MLB lockdown will ‘definitely hurt’ Obvious Shirts’ Wrigleyville store
It may seem obvious. It might even look like a t-shirt idea.
In fact, if the Cubs’ season ever starts, you might even be able to see a t-shirt like this on display before or after a game at the store on the corner of Clark and Grace, a block north of Wrigley Field.
This is where Obvious Shirts founder Joe Johnson found prime neighborhood retail space to take advantage of baseball season and neighborhood foot traffic to grow his primarily t-shirt business. online that has exploded since its launch six years ago.
Just in time for Rob Manfred and Major League Baseball to begin canceling regular season games for the first time in 27 years.
“As a fan first, I’m upset,” Johnson said from outside his unfinished storefront in Wrigleyville. “As a businessman, that’s definitely going to have ramifications.”
So is it: The more the MLB lockdown delays the start of the season as players and owners negotiate a new labor contract, the more Wrigleyville businesses take another punch in their businesses after two years of losses related to the pandemic.
RELATED: MLB delivers another blow to Wrigleyville businesses
By the nature of its online sales base, Johnson has some cover against the most severe financial difficulties faced by local businesses such as bars and restaurants – many of which rely on the baseball season for 70% or more of their income.
But its story is an example of the widespread impact across a wide range of industries that the second-longest work stoppage in MLB history has had on local economies driven by gaming traffic.
“We spent a lot of time exploring different places, and we came across this one and were lucky enough to be a block north of the stadium,” Johnson said. “We expect large crowds and a large crowd of fans to stop by before or after games. So not having that is definitely going to hurt.
“We’re lucky to be online as well, but we’re putting a lot of time and effort into making things happen. So, yes, it’s going to affect business quite substantially.
Devin Wenzel, a former University of Cincinnati teammate of Cubs outfielder Ian Happ, is Johnson’s co-manager who helps run the growing business, as well as a Phillies-turned-Cubs loyalist.
Above all, he’s a fan, like Johnson.
Neither saw it coming, this collision of fan and corporate emotions with a lockout that began on December 2.
“I know it’s really disappointing for anyone who is just pure baseball fans,” Wenzel said, “and it’s just not something we prepared for as a company.”
The timing of the new store’s opening — less than a block from their first physical location that opened last July on Grace — was as obvious as the brand: the electric vibe of Opening Day.
It was supposed to be April 4 against the Cardinals.

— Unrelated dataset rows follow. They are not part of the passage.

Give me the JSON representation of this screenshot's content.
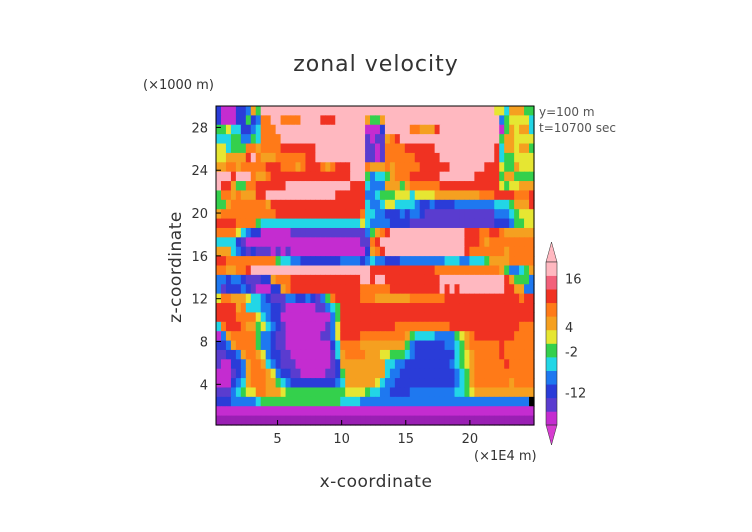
{
  "chart_data": {
    "type": "heatmap",
    "title": "zonal velocity",
    "xlabel": "x-coordinate",
    "ylabel": "z-coordinate",
    "x_unit": "(×1E4 m)",
    "y_unit": "(×1000 m)",
    "annotations": [
      "y=100  m",
      "t=10700 sec"
    ],
    "x_ticks": [
      5,
      10,
      15,
      20
    ],
    "y_ticks": [
      4,
      8,
      12,
      16,
      20,
      24,
      28
    ],
    "xlim": [
      0.2,
      25
    ],
    "ylim": [
      0.2,
      30
    ],
    "colorbar": {
      "labels": [
        "16",
        "4",
        "-2",
        "-12"
      ],
      "label_values": [
        16,
        4,
        -2,
        -12
      ],
      "levels": [
        -20,
        -16,
        -12,
        -8,
        -4,
        -2,
        0,
        2,
        4,
        8,
        12,
        16,
        20
      ],
      "colors": [
        "#9a1fb4",
        "#c42cd0",
        "#5a3ccf",
        "#2a3cd8",
        "#1e78f0",
        "#22d6e6",
        "#34d04c",
        "#e6e632",
        "#f5a020",
        "#ff7a18",
        "#f03222",
        "#f2607a",
        "#ffb8c0"
      ],
      "extend_low_color": "#d63cd0",
      "extend_high_color": "#ffb8c0"
    },
    "field_rows": [
      "DBBBDDEIGSSTTTTTSSSTTTSSSTTTTTSSSSSSSTTTTTTSSSSSSSTTTTTTHHFIIIGG",
      "DBBBDDGDEJJQQJJJJQQQQKKKQQQRRRIGGITTTTTTSSRRQQQQRRRSTTTTTEGHHHHF",
      "GGHFFDDEFJJJQRRRRSSSSSRRSSSRRRBBBDSSSRRJJIIIKQQQRRRSSSSSSBGIHIIF",
      "FFFGGEEGFJJJJQRRRRRRRSSSSRQQQRCBCCIJKRSSSSRRQQQQQRSSSSSSRGIIHHHH",
      "HHFGGGJJIJJJJKKKKKKKQQQQQQQRRQCCBCJJJJKKKKKKQQQRRRRRRRQQKFIIHIIG",
      "HHIIIIKQJIIIJJJJJJKKQQQQQQQRRQCCBCJJJJJJKKKKKQQRRRRRRRQQKFGGHHHH",
      "IIJJIJJJJJKKKJJJIJKKKJIJKKKRRRJIIIJIJJJJJKKKKKKRRRRRQQKKKHGGIHHH",
      "QQQKQRRJIIJKKKKKKKKKKKKKKKKQQQGEFFGIJJJKKKKKKQQQQQQQKKKKKGIIGGGG",
      "QKKIGGJJKKKKKKQQQQQQQQQQQQQKKKFEEEIIIGIJJJJJJKKKKKKKKKKKKHGHHIII",
      "GJJIJIIIKKQQQQQQQQQQQQQQKKKKKKEEFGGGHHHFHHHHIIIIIIIIIJJJKKKKJJJK",
      "GGIJJJJJJJIKKKKKKKKKKKKKKKKKKKFEEFHHFFFFEDDEDDDDEEEEEEEEFFFGIIIK",
      "IJJJJJJJJJJJKKKKKKKKKKKKKKKKKJFFEEDDDEDEEDCCCCCCCCCCCCCCEEEFGHHH",
      "KKKKJJJJGFFFFFFFFFFFFFFFFFFFFHFEEEEDDDDCCCCCCCCCCCCCCCCCDDDEGGHH",
      "JJJJHFEDDBBBBBBCCCCCCCCCCCCCCCEGIJKQRSSSSSSSSSRRQQKKKJJKKJIIIIII",
      "FFFFDCBBBBBBBBBBBBBBBBBBBBBBBCCJKQRRSSSSSSSSSRRRQQKKKJIJJJJJJJJJ",
      "IIIFEDCDCCCBCBCBBBBBBBBBBBBBBBDIJKQQQRRSSSSSSRRQQQKJJJJJJJIJJJJJ",
      "KKJJJJJJJJJJGFFEEDDDDDDDDEEEEDEFEEDDDEEEEEEEEEFFFEEFFFGIIIIJJJJJ",
      "JJIIJJKQQRSSSSSSSSSRRRRRRRQQQQQKKKKKKKKKKKKKJJJJJJJJJJJJJIGEEFGI",
      "EEDEEDCCCDDIJJJKKKKKKKKKKKKKKQQKQQKKKKKKKKKKKQQQQQQQRRRRQQKIGGGE",
      "ECDDDEDCBBBDDIJKKKKKKKKKKKKKKJJJJJJKKKKKKKKKKQKQKQQQQQQQQQKKIIEE",
      "HJJIIIHFFEDCCCEEDDEDCEGJKKKKKJJJIIIIIIIJJJJJJJKKKKKKKKKKKKKKKJKK",
      "KKKKIJFFFEEDDCBBBBBBCCEFGKKKKKKKKKKKKKKKKKKKKKKKKKKKKKKKKKKKKKKK",
      "KKKKJJJJHFEDDBBBBBBBBBBEGKKKKKKKKKKKKKKKKKKKKKKKKKKKKKKKKKKKKKKK",
      "FJKKKJIIGHFEDCBBBBBBBBCEHKKKKKKKKKKKJJJJJJJJJJJKKKKKKKKKKKKKKJJJ",
      "BEIJJJJJGEEDCCBBBBBBBCCEHKKKKJJJJJJJJJIGFFFFEEEEGHIJKKKKKKKKJJJJ",
      "DDEIJJJJGEEDCCBBBBBBBBBDFJJJJIIIIIIIIIGEDDDDDDEEFGIJJJJJJKJJJJJJ",
      "CCDDEIJJIHEDDCCBBBBBBBBCFIJJJJIIIHHGGGFEDDDDDDDDFGHIJJJJJKJJJJJJ",
      "CBBDDEIJJIFEDCCCBBBBBBBCDIIIIIIIIIFFEEDDDDDDDDDEFGHIJJJJJJKJJJJJ",
      "BBBCDEIJJJIHEDDCCBBBBBCCDGIIIIIIIIFEEDDDDDDDDDDDEFGIJJJJJJJJJJJJ",
      "BBBDEFIJJJIIGFEDDDDDDDDDEFIIIIIIHFEEDDDDDDDDDDDDEFGIJJJJJJJIJJJJ",
      "CCCEFGHHJJIIIHGGGGGGGGGGGGHHHHGFFEEDDDDEEEEEEEEEFFGHIIIIIIIIIIII",
      "DDDEEEEEFGGGGGGGGGGGGGGGGFFFFEEEEEEEEEEEEEEEEEEEEEEEEEEEEEEEEEE",
      "BBBBBBBBBBBBBBBBBBBBBBBBBBBBBBBBBBBBBBBBBBBBBBBBBBBBBBBBBBBBBBBB",
      "AAAAAAAAAAAAAAAAAAAAAAAAAAAAAAAAAAAAAAAAAAAAAAAAAAAAAAAAAAAAAAAA"
    ],
    "grid": false,
    "legend": "colorbar-right"
  }
}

Now he doesn’t even appear on the team’s website, erased from the schedule.
“We’ve been waiting for a retail store for a long time, and we want to give fans a place where they can come and shop and buy a shirt or a sweatshirt before or after the game,” Johnson said. “Not having that, especially in an Opening Day type atmosphere, was a huge loss for us.”
Anyone who is familiar with the brand and has seen the jerseys worn regularly by Cubs players in recent years probably knows what the next obvious question for Obvious jerseys might be:
New Rob Manfred shirts in the works and what could they say?
“That’s the No. 1 question we’ve received in the last 48 to 72 hours,” said Johnson, who doesn’t have such an obvious answer.
Turns out the “player-centric” business that started because Johnson made himself a custom shirt to support Jake Arrieta is doubly licensed by MLB and the Players Union.
“I feel like the kid going through their parents’ divorce, and each parent says one thing about the other parent,” Johnson said. “It’s a tough avenue because I have to make mom and dad happy and not hate myself. I don’t want to be locked out of my own house.
Imagine Rob Manfred having joint custody of you.
“I could run away,” Johnson said.
Someday that might be even more laughable than this cold day in a too quiet corner of Wrigleyville. Maybe even one day soon.
“I just want baseball back,” he said. “That’s all.”